En cuanto a la insinuada reforma política, la verdad es que si bien Cuba cuenta ahora con un Presiente sin pasado insurreccional, es decir, sin épica revolucionaria que exhibir, Raúl conserva la jefatura suprema del país, como le fija la moribunda constitución cubana al jefe del Partido Comunista de Cuba para poder terminar de construir algún día una sociedad comunista. Atributo y función que a pesar de lo que se dijo se repetirá en su actual reescritura. O sea, que al margen de lo que ha sostenido la propaganda oficial a lo largo de los 10 años de su Presidencia, Raúl ha demostrado ser en la práctica un jefe tan autoritario como su hermano mayor, aunque con una cintura mucho más flexible. Nada más. La escasez y la miseria siguen siendo gracias a su inconmovible pensamiento las señas que todavía mejor definen la realidad económica y social de Cuba. Una parálisis también aplicable a lo que se pensó que acarrearía la sorprendente aproximación de Raúl a la Casa Blanca de Obama, que terminó siendo un simple gesto de civilidad, ya que la indiscutible disposición de Obama a cooperar con el gobierno “reformista” de Raúl nunca llegó a producir los frutos que se esperaban. Esa futura cooperación estadounidense a Cuba no fue en ningún momento una oferta gratuita, como la venezolana, sino que exigía, y Obama fue muy claro hasta en los discursos que pronunció en Cuba, que el apoyo de su país a Cuba dependía de que el régimen cubano respetara el ejercicio de las libertades públicas y de a los derechos humanos. Un dando y dando que de ningún modo la Cuba del inmovilismo y el socialismo totalitario estaba ni está dispuesta a conceder.

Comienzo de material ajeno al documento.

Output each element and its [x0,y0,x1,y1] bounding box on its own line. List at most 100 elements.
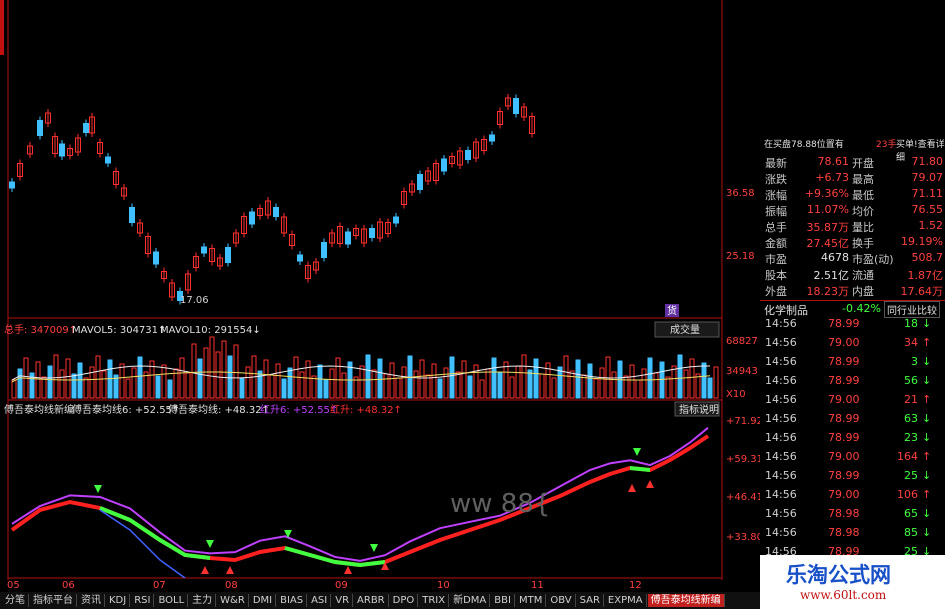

De esta rocambolesca manera, 60 años después de aquella ilusión de inconmensurable magnitud que despertó dentro y fuera de Cuba el derrocamiento de la dictadura de Batista, el único resultado real de los vencedores de entonces, es el fracaso continuado durante seis décadas de promesas y más promesas incumplidas, de agobios materiales y espirituales ilimitados y de una agonía permanente que nada de lo hecho por los hermanos Castro y sus sucesores han podido ni pueden aliviar.